SENDER OF TEXT MESSAGE TO DRIVER OF
AUTOMOBILE MAY FACE LIABILITY FOR
ACCIDENT ALONG WITH DRIVER
By: Michael L. Fox
It is becoming common knowledge these days that the driver of an automobile who has or causes an accident while texting on his or her cell phone can be liable for damages to an injured party. However, a recent New Jersey appellate court case has, for the first time, articulated a standard that may result in the sender of a text message (one who is not even in the automobile with the driver) being held liable along with the driver for damages from an accident.
In the New Jersey case, two individuals were seriously injured when the driver of a truck crossed the center line of a road and caused an accident while he was texting and driving. The injured parties sought to receive damages from the driver, which is typical, but also from driver’s girlfriend who had been texting the driver, even though she was not in the vehicle at the time of the accident. The lower court granted summary judgment, which means that the lower court dismissed the case against the girlfriend without it reaching trial. The appellate court in New Jersey sustained the lower court’s decision. However, that appellate court held “we do not adopt the trial court’s reasoning that a remote texter does not have a legal duty to avoid sending text messages to one who is driving.”
The New Jersey court then examined the duties imposed by common law and the standard of conduct one person must have toward another person. The appellate court recognized that the injured parties in the case wanted a duty of care imposed upon the girlfriend under a theory that she had aided and abetted the driver’s violation of law when the driver used the cell phone to text while driving. The court also acknowledged that there is case law that has held passengers in a motor vehicle to have an affirmative duty to fellow passengers and the driver in terms of a standard of care and behavior in the vehicle.

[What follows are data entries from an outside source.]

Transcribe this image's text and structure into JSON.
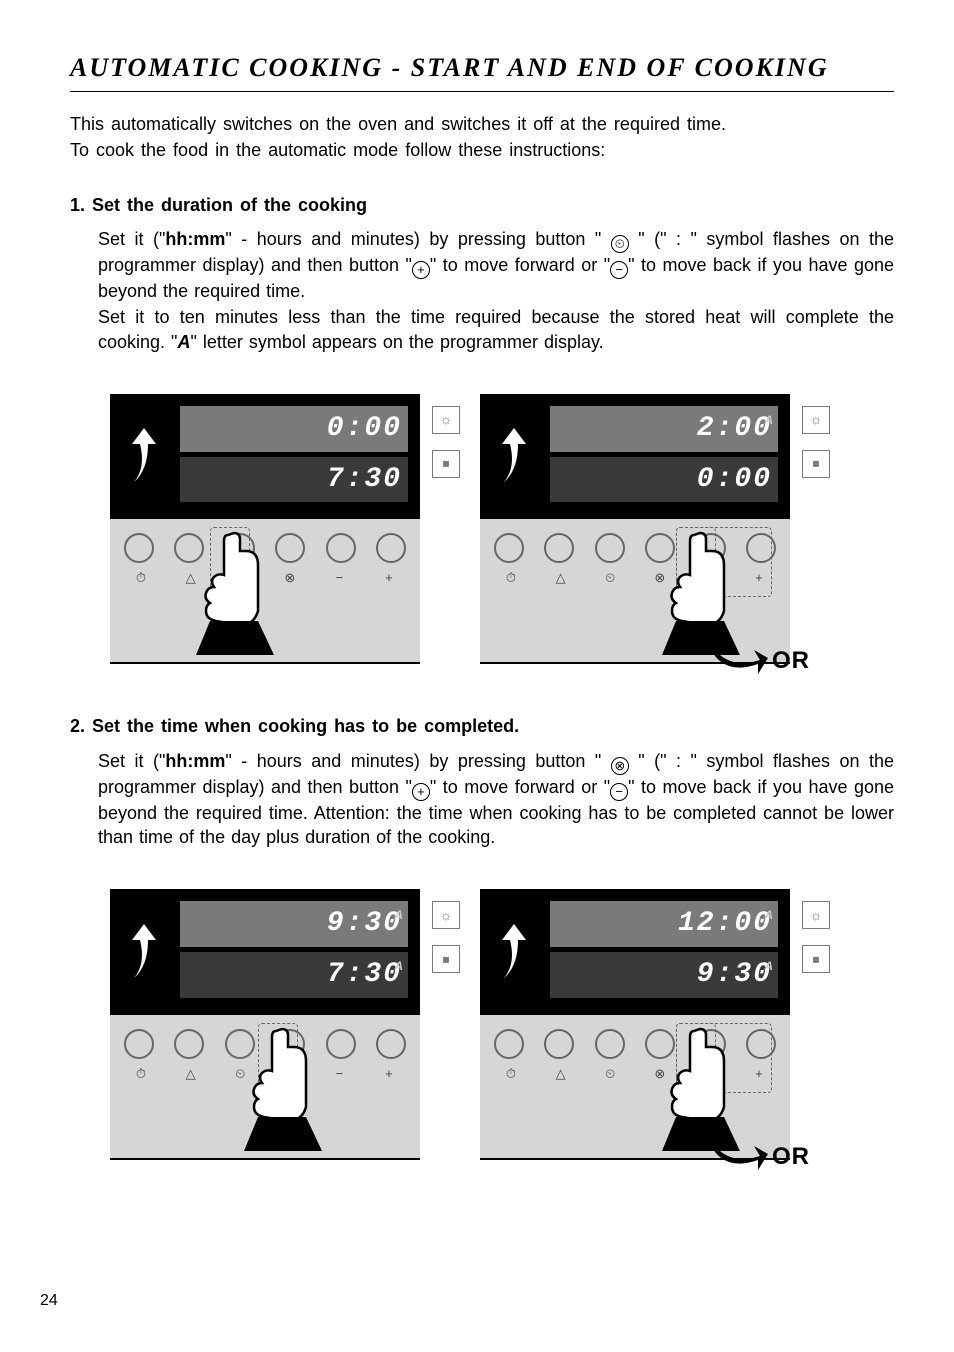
{
  "title": "AUTOMATIC COOKING - START AND END OF COOKING",
  "intro": {
    "line1": "This automatically switches on the oven and switches it off at the required time.",
    "line2": "To cook the food in the automatic mode follow these instructions:"
  },
  "step1": {
    "number": "1.",
    "heading": "Set the duration of the cooking",
    "body_parts": {
      "p1a": "Set it (\"",
      "p1b": "hh:mm",
      "p1c": "\" - hours and minutes) by pressing button \" ",
      "p1d": " \"  (\" : \" symbol flashes on the programmer display) and then button \"",
      "p1e": "\" to move forward or \"",
      "p1f": "\" to move back if you have gone beyond the required time.",
      "p2a": "Set it to ten minutes less than the time required because the stored heat will complete the cooking. \"",
      "p2b": "A",
      "p2c": "\" letter symbol appears on the programmer display."
    },
    "icons": {
      "pot": "⏲",
      "plus": "+",
      "minus": "−"
    },
    "panel_left": {
      "top_value": "0:00",
      "top_sub": "",
      "bottom_value": "7:30",
      "bottom_sub": "",
      "highlight": "top",
      "pressed_button_index": 2,
      "labels": [
        "⏱︎",
        "△",
        "⏲",
        "⊗",
        "−",
        "+"
      ],
      "or_label": ""
    },
    "panel_right": {
      "top_value": "2:00",
      "top_sub": "A",
      "bottom_value": "0:00",
      "bottom_sub": "",
      "highlight": "top",
      "pressed_button_index": 4,
      "dashed_range": [
        4,
        5
      ],
      "labels": [
        "⏱︎",
        "△",
        "⏲",
        "⊗",
        "−",
        "+"
      ],
      "or_label": "OR"
    }
  },
  "step2": {
    "number": "2.",
    "heading": "Set the time when cooking has to be completed.",
    "body_parts": {
      "p1a": "Set it (\"",
      "p1b": "hh:mm",
      "p1c": "\" - hours and minutes) by pressing button \" ",
      "p1d": " \" (\" : \" symbol flashes on the programmer display) and then button \"",
      "p1e": "\" to move forward or \"",
      "p1f": "\" to move back if you have gone beyond the required time. Attention: the time when cooking has to be completed cannot be lower than time of the day plus duration of the cooking."
    },
    "icons": {
      "stop": "⊗",
      "plus": "+",
      "minus": "−"
    },
    "panel_left": {
      "top_value": "9:30",
      "top_sub": "A",
      "bottom_value": "7:30",
      "bottom_sub": "A",
      "highlight": "top",
      "pressed_button_index": 3,
      "labels": [
        "⏱︎",
        "△",
        "⏲",
        "⊗",
        "−",
        "+"
      ],
      "or_label": ""
    },
    "panel_right": {
      "top_value": "12:00",
      "top_sub": "A",
      "bottom_value": "9:30",
      "bottom_sub": "A",
      "highlight": "top",
      "pressed_button_index": 4,
      "dashed_range": [
        4,
        5
      ],
      "labels": [
        "⏱︎",
        "△",
        "⏲",
        "⊗",
        "−",
        "+"
      ],
      "or_label": "OR"
    }
  },
  "page_number": "24",
  "colors": {
    "display_bg": "#000000",
    "lcd_bg": "#3a3a3a",
    "lcd_highlight": "#7a7a7a",
    "panel_bg": "#d6d6d6",
    "knob_border": "#666666"
  }
}
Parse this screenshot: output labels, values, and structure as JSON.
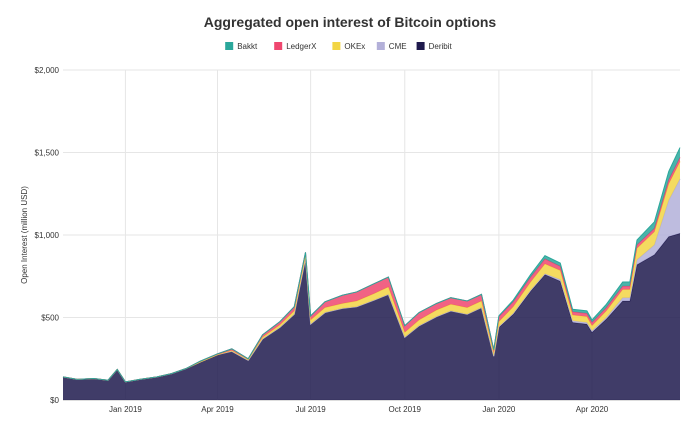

The court ultimately held that the driver’s girlfriend did not have a special relationship with the driver by which she could control his conduct in the vehicle, nor was there evidence in the record that the driver’s girlfriend had actively encouraged him to text while he was driving. Therefore, the court held “the evidence in this case is not sufficient for a jury to conclude that [driver’s girlfriend]took affirmative steps and gave substantial assistance to [driver] in violating the law. Plaintiffs produced no evidence tending to show that [driver’s girlfriend]urged [driver] to read and respond to her text while he was driving.”
However, the court did not stop there, and continued: “We view [precedent]as appropriately leading to the conclusion that one should not be held liable for sending a wireless transmission simply because some recipient might use his cell phone unlawfully and become distracted while driving. Whether by text, email, Twitter, or other means, the mere sending of a wireless transmission that unidentified drivers may receive and view is not enough to impose liability.” In continuing, the court examined the foreseeability of the risk of harm. The court reasoned that it is not always foreseeable that a driver would immediately review a text message or other message sent to his or her cell phone upon receipt. The court did state however, “if the sender knows that the recipient is both driving and will read the text immediately, then the sender has taken a foreseeable risk in sending a text at that time. The sender has knowingly engaged in distracting conduct, and it is not unfair also to hold the sender responsible for the distraction. […]When the risk of harm is that posed by third persons, a plaintiff may be required to prove that defendant was in a position to ‘know or have reason to know, from past experience, that there [was] a likelihood of conduct on the part of [a]third person[]’ that was ‘likely to endanger the safety’ of another.”
The New Jersey appellate court basically concluded that there is a limited duty that can be imposed on a sender if that duty is supported by an analysis along the lines of those issues outlined by the appellate court. The court held “When the sender knows that the text will reach the driver while operating a vehicle, the sender has a relationship to the public who use the roadways similar to that of a passenger physically present in the vehicle. As we have stated, a passenger must avoid distracting the driver. The remote sender of a text who knows the recipient is then driving must do the same.”
Again, the court in this particular case did not find the driver’s girlfriend who sent the text from a remote location to be liable to the injured parties. But, “[j]ust as the public has learned the dangers of drinking and driving through a sustained campaign and enhanced criminal penalties and civil liability, the hazards of texting when on the road, or to someone who is on the road, may become part of the public consciousness when the liability of those involved matches the seriousness of the harm…. we do not hold that someone who texts to a person driving is liable for that person’s negligent actions; the driver bears responsibility for obeying the law and maintaining safe control of the vehicle.” But, again the court stated: “We hold that, when a texter knows or has special reason to know that the intended recipient is driving and is likely to read the text message while driving, the texter has a duty to users of the public roads to refrain from sending the driver a text at that time.”
The court established a framework that, over time, may be cited by courts in other jurisdictions to hold the senders of texts to drivers liable for accidents caused even though that person is not in the car with the driver. This is yet another reason to know who it is that you are texting and what it is they are doing when you are texting them, and take the appropriate caution and care.